"Let's make the time, then. Start the fashion, you and I."

"That's right, girlie. All we need's some one to give us a shove up the right trail and we'll keep to it. Like you startin' the girls last winter in that camp-wagon—no, camp-fire club at school. Vashti, she's a different young one since—quit thinkin' about her hair ribbons and how to git to the dances downtown every week and took to washin' the young one's faces and readin' the receipt book instead. And that reminds me. She sent you up a cake she made herself; red, white and blue frosting—and a jar of jell. I'll run git 'em out the hack before the dogs smell 'em." At the door she stopped to call back, "Here comes Con Gardner and Lance Fitch! Oh, yes! And I forgot to tell you"—her voice fell—"Zip Miller won't be over. He's got the spotted fever."

"Oh, how dreadful!" Harry turned from a survey of the cooking with distress in her eyes. The spotted fever was the perpetual menace in the country where sheep grazed. The worst of it was that no one knew the exact cause or cure; the sufferers died or recovered without apparent reason.

"The doctor's went over every day," Mrs. Robinson went on, then broke off with, "I'll tell you later; you ain't got time now."

Harry slipped off her apron to go to meet the latest guests. "Keep up the fire, won't you?" she said to Isita in passing. "That chicken is cooking just right."

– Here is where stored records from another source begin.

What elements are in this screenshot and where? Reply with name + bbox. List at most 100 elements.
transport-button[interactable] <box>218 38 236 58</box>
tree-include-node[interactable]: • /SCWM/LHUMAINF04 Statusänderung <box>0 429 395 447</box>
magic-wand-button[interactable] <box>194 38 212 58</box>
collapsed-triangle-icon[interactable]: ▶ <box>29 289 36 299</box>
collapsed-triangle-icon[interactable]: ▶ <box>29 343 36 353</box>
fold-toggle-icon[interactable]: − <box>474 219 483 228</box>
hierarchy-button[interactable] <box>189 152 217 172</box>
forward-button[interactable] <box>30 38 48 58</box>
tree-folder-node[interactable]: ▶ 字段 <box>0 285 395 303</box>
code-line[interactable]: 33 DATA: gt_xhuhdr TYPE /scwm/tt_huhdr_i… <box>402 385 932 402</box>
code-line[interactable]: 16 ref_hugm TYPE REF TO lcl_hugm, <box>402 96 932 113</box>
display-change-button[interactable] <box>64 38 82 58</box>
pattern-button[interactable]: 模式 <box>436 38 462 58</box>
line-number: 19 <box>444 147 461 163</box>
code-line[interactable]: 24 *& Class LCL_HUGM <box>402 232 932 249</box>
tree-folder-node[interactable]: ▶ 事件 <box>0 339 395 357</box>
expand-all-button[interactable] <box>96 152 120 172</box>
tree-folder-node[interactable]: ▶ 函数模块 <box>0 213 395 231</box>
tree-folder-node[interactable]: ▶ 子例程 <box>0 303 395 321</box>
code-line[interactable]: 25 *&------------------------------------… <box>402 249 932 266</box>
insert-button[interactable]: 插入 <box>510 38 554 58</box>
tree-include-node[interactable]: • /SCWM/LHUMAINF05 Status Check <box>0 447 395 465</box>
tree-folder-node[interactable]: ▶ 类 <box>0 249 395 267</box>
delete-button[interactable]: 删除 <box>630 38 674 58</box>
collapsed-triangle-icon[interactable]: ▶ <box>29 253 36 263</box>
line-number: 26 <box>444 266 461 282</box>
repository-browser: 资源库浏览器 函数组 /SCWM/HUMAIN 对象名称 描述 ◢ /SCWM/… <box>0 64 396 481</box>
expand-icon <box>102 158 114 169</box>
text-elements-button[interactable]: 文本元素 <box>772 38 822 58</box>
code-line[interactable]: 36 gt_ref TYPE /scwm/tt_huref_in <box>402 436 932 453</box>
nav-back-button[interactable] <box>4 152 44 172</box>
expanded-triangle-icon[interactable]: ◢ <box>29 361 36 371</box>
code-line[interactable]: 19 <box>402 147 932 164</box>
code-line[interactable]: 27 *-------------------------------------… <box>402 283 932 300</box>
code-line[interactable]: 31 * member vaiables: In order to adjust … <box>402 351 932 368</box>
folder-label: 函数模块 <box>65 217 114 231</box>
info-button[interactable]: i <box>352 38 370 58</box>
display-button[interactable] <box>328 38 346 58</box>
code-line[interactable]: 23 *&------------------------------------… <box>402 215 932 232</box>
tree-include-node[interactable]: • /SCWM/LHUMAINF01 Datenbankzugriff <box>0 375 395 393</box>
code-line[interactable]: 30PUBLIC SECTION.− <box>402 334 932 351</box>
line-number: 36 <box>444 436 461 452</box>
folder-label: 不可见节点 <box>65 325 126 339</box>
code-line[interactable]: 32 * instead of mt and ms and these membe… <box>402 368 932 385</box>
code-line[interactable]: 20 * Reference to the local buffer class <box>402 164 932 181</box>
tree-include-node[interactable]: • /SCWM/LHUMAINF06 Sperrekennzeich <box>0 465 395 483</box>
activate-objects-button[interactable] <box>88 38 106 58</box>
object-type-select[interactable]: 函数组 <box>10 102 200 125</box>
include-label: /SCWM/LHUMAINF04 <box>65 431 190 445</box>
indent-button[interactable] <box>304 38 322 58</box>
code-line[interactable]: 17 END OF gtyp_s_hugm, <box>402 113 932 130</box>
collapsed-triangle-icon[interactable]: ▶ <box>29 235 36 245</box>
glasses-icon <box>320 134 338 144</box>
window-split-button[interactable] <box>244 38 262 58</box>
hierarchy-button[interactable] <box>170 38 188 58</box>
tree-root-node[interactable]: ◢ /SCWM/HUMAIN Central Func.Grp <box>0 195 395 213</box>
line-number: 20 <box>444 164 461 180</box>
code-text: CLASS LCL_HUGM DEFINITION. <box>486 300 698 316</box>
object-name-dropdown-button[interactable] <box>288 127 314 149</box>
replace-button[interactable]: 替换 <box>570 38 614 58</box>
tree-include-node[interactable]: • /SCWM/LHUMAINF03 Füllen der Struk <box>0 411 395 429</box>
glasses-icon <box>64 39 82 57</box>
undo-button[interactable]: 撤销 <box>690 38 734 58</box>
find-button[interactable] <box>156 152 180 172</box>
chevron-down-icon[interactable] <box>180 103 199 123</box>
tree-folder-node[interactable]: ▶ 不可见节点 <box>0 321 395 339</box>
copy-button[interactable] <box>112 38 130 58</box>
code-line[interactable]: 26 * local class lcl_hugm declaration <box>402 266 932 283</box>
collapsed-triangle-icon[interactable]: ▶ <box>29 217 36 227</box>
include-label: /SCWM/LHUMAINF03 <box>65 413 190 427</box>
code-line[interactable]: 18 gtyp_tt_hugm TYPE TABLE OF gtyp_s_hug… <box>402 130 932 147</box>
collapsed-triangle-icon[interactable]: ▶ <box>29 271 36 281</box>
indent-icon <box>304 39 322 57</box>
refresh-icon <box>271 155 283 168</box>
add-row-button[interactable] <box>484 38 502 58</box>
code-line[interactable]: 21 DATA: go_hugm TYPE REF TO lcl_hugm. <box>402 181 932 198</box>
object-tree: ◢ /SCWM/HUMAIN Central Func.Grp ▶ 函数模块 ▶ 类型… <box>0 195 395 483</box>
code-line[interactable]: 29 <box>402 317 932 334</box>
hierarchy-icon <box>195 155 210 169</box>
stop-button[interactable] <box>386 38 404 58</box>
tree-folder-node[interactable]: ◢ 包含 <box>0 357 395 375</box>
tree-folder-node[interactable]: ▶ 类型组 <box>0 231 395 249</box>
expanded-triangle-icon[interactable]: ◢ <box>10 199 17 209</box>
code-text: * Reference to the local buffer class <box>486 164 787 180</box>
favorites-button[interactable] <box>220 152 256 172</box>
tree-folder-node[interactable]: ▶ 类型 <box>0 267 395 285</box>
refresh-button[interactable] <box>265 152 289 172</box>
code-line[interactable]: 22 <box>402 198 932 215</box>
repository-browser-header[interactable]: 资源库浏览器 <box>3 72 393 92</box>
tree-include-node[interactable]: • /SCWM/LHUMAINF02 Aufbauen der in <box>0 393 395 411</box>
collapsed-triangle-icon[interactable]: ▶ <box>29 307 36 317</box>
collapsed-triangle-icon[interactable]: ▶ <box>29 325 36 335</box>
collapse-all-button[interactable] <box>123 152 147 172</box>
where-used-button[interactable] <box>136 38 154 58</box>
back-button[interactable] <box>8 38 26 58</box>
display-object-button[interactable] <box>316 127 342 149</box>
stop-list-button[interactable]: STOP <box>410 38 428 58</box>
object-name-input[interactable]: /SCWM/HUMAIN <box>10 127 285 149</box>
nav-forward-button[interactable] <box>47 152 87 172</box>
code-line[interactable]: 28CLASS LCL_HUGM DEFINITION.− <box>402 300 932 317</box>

"Don't you worry, Miss Harry," was her prompt answer. "I'll watch everything as careful as can be."

All day, while engaged in the exciting task of having everything ready at once, in seeing that Mrs. Mosher's baby had its warm milk and nap at the proper time, in managing so that the dinner should fall between two loads of hay, Harry found Isita always on hand, alert and responsive. The younger girl was deeply interested in Harry's way of setting the table: with eyes full of wonder she gazed at the white tablecloth spread symmetrically, the bowl of nasturtiums in the center, the fresh rolls laid inside the neatly folded napkins. When all was complete and they stood off to take a final view of the table, Isita said quietly, "That's the way it looks for Thanksgiving, ain't it? Ma's told me about that big time."

Harry looked at the girl with pity in her eyes. Never to have known Thanksgiving except through hearing about it!

"You'll go back some day," Harry said. "Every one must eat at least one Thanksgiving dinner with grandmother and grandfather."

She stopped, for Isita's eyes were fixed upon her with a bright, far-off gaze, and the girl was breathing quickly through her parted scarlet lips.